Four ways to still advance Kotel plan

The non-Orthodox Jewish movements still have a few options open for progress on prayer at Judaism's holiest site.

An impromptu Orthodox prayer service at the pluralist section of the Western Wall in Jerusalem. (photo credit: YIZHAR HESS)
An impromptu Orthodox prayer service at the pluralist section of the Western Wall in Jerusalem.
(photo credit: YIZHAR HESS)
Diaspora Jewry was justified Monday to blast the government, after the slap in the face it received from Prime Minister Benjamin Netanyahu’s cabinet over its decision to freeze the 2016 Kotel deal – a deal that was supposed to have led to the establishment of an egalitarian prayer plaza at the holy site.
Sunday, I wrote, will go down in history as a shameful day for the Jewish state, and will, sadly, lead to a greater divide between Israel and the Diaspora. Nevertheless, now is the time to consider how to move forward.
Here are four ways:
1) Focus on construction
The main problem for the haredim (ultra-Orthodox) with the original Kotel deal from 2016 was that it included the establishment of a committee to be jointly chaired by officials from the Prime Minister’s Office and representatives of the different movements, primarily Reform and Conservative.
The ultra-Orthodox could not live with the establishment of a committee that would have given the movements de facto legal recognition in Israel.
Now, with the Kotel deal canceled – or “frozen” as the Prime Minister’s Office likes to say – this committee will not be established. While this is a blow for the movements, canceling the committee opens the door to construction of a larger and more respectable plaza for egalitarian prayer than the one that is currently at the southern section of the Western Wall.
On Sunday, Netanyahu met with haredi party leaders and informed them that renovations will go ahead. According to one high-ranking official, construction will begin soon.

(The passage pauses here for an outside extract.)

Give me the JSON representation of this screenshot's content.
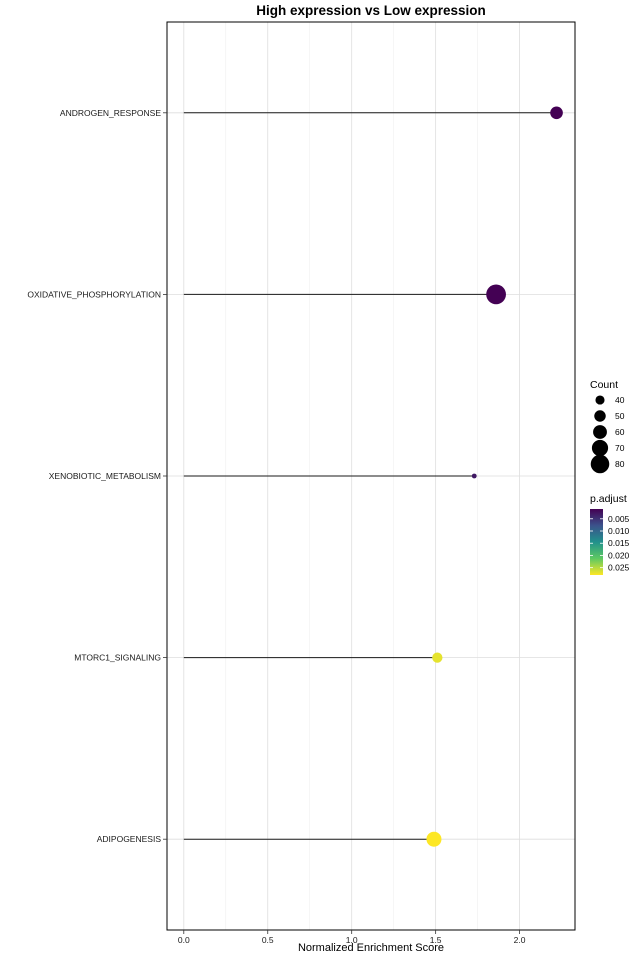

While this is not what the movements ultimately envisioned, it would be a step in the right direction.
2) Go to the High Court
President of the Union for Reform Judaism Rabbi Rick Jacobs hinted on Sunday that his movement will take the issue of the Kotel to the High Court of Justice. The battle there will be less about the establishment of a third prayer plaza and more about whether Women of the Wall can hold their services in the existing women’s section at the Kotel.
Based on previous rulings, it seems like there is a good chance the court will side with the movements. There are two possible outcomes here. On one hand, Women of the Wall and the movements might win the right to have a third prayer plaza at the main section. On the other, if the renovations the Prime Minister’s Office is planning for the egalitarian plaza lead to a dramatic improvement, the court might rule that they should pray there instead.
This is a gamble but might be the only move left for the movements.
3) Wait
The movements have tried to reach a deal with Netanyahu for the last five years, since the prime minister asked Jewish Agency Chairman Natan Sharansky to lead efforts to find a compromise at the Kotel. The movements could now decide to simply wait for a change in government and hope that haredi influence in a new coalition will be less than it is today.
4) Education
The Jewish Agency and the movements have very little support for their cause among Israelis.
It is true that polls show that most Israelis support the establishment of a third prayer plaza at the Kotel, but they do not care enough to fight for it and make it an issue that they will consider in the next elections.
Israelis don’t yet understand the practical implications of the government’s decision. They need to realize that there is a real possibility Diaspora Jews will cancel trips to Israel, retract donations to Israel and revoke membership in organizations like AIPAC. The Jerusalem Post has long warned that the continued haredi monopoly over religion and state in Israel and the suppression of progressive Judaism will lead to an even wider divide with Diaspora Jewry.
Now is the time for the Jewish Agency to explain to Israelis why they need to care more about this issue and what effect it will have on Israel if American Jews move farther and farther away.